Creating scatter plots and calculating the coefficient correlation values between population number and greenhouse gas substances:

In [11]:
#removing null values in 'total_ghg' column
data_ppl_ghg = df3[pd.notnull(df3['total_ghg'])]

#Scatter Plot of Population vs Methane Emissions
ppl_ghg = px.scatter(data_ppl_ghg, x = 'population', y = 'total_ghg', title = 'Population vs GHG Emissions', color = 'country')
ppl_ghg.update_layout(height = 400, width = 700, yaxis_title = 'GHG Emission (million tonnes)')
ppl_ghg.show()

#Calculating the Correlation Coefficient
corr = np.corrcoef(data_ppl_ghg['population'], data_ppl_ghg['total_ghg'])
print('correlation coefficient =',corr[0,1])

correlation coefficient = 0.9026476195558496


In [15]:
#removing null values in 'nitrous_oxide' column
data_ppl_n2o = df3[pd.notnull(df3['nitrous_oxide'])]

#Scatter Plot of Population vs GHG Emissions
ppl_n2o = px.scatter(data_ppl_n2o, x = 'population', y = 'nitrous_oxide', title = 'Population vs N2O Emissions', color = 'country')
ppl_n2o.update_layout(height = 400, width = 700, yaxis_title = 'N2O Emission (million tonnes)')
ppl_n2o.show()

#Calculating the Correlation Coefficient
corr = np.corrcoef(data_ppl_n2o['population'], data_ppl_n2o['nitrous_oxide'])
print('correlation coefficient =',corr[0,1])

correlation coefficient = 0.943667099174946


In [18]:
#removing null values in 'methane' column
data_ppl_mth = df3[pd.notnull(df3['methane'])]

#Scatter Plot of Population vs Methane Emissions
ppl_mth = px.scatter(data_ppl_mth, x = 'population', y = 'methane', title = 'Population vs Methane Emissions', color = 'country')
ppl_mth.update_layout(height = 400, width = 700, yaxis_title = 'Methane Emission (million tonnes)')
ppl_mth.show()

#Calculating the Correlation Coefficient
corr = np.corrcoef(data_ppl_mth['population'], data_ppl_mth['methane'])
print('correlation coefficient =',corr[0,1])
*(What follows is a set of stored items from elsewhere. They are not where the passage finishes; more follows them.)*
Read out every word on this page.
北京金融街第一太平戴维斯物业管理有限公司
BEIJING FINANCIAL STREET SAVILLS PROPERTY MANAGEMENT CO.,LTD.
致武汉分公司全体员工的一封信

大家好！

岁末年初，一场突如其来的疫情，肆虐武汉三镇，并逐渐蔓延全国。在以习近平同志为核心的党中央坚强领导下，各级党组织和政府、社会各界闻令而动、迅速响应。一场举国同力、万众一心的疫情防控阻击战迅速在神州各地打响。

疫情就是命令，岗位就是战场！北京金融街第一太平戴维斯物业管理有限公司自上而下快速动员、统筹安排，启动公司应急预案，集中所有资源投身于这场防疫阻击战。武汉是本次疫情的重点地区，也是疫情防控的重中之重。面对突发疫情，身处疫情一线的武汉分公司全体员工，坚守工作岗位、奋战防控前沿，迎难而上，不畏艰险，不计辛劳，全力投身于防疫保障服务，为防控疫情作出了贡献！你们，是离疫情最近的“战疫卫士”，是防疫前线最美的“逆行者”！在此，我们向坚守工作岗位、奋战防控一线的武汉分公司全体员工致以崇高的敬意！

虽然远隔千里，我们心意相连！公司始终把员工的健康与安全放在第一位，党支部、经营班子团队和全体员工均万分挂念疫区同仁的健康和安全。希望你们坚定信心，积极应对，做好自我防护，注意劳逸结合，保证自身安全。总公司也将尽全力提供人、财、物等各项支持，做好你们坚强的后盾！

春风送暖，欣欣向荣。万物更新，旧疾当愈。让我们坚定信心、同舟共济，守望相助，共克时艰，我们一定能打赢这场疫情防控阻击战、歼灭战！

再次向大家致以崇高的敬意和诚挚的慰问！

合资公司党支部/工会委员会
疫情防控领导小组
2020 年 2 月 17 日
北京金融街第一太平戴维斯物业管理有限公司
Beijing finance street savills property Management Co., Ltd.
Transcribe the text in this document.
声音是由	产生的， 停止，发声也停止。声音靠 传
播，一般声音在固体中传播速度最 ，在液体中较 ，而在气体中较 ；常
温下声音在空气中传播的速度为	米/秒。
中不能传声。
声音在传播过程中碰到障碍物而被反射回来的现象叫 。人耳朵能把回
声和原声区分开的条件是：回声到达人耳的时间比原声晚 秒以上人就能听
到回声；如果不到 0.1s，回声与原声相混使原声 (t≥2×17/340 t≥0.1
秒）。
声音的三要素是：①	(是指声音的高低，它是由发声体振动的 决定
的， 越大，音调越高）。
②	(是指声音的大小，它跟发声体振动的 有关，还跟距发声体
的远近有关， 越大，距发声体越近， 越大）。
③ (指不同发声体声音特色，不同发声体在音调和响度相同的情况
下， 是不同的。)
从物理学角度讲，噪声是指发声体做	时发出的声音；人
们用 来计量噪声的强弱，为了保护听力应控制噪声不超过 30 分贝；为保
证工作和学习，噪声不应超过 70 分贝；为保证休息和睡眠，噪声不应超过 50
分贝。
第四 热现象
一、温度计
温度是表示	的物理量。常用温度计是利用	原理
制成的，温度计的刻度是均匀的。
correlation coefficient = 0.9262826130794158


In [19]:
#Scatter Plot of Population vs CO2 Emissions
ppl_co2 = px.scatter(df3, x = 'population', y = 'co2', title = 'Population vs CO2 Emissions', color = 'country')
ppl_co2.update_layout(height = 400, width = 700, yaxis_title = 'CO2 Emission (million tonnes)')
ppl_co2.show()

#Calculating the Correlation Coefficient
corr = np.corrcoef(df3['population'], df3['co2'])
print('correlation coefficient =',corr[0,1])

correlation coefficient = 0.8078021396132222


It turns out that all of the coefficient values are approaching 1.00 which means that there is a strong positive correlation between population number and greenhouse gas substances. In other words, the emission level is greatly affected by the number of population.


In addition, as we can see from the scatter plots, most of the data spread from bottom left to the upper right, indicating strong correlation between the population and greenhouse substances.

# **E. CONCLUSION**

1. In Southeast Asia, total greenhouse gas emission and CO2 level experienced increasing trend in 1990 - 2020.
2. CO2 were the highest greenhouse gas substance produced by most of the Southeast Asian countries. On the other hand, nitrous oxide were the least substance.
3. For most of the countries, the highest source of CO2 came from oil and gas. The least source came from flaring and the other industries.
4. Indonesia is the country with the highest production of greenhouse gas emission.
5. The dataset has high correlation coefficient between number of population and greenhouse gas level which indicates that the number of population strongly affecting the greenhouse gas emission level.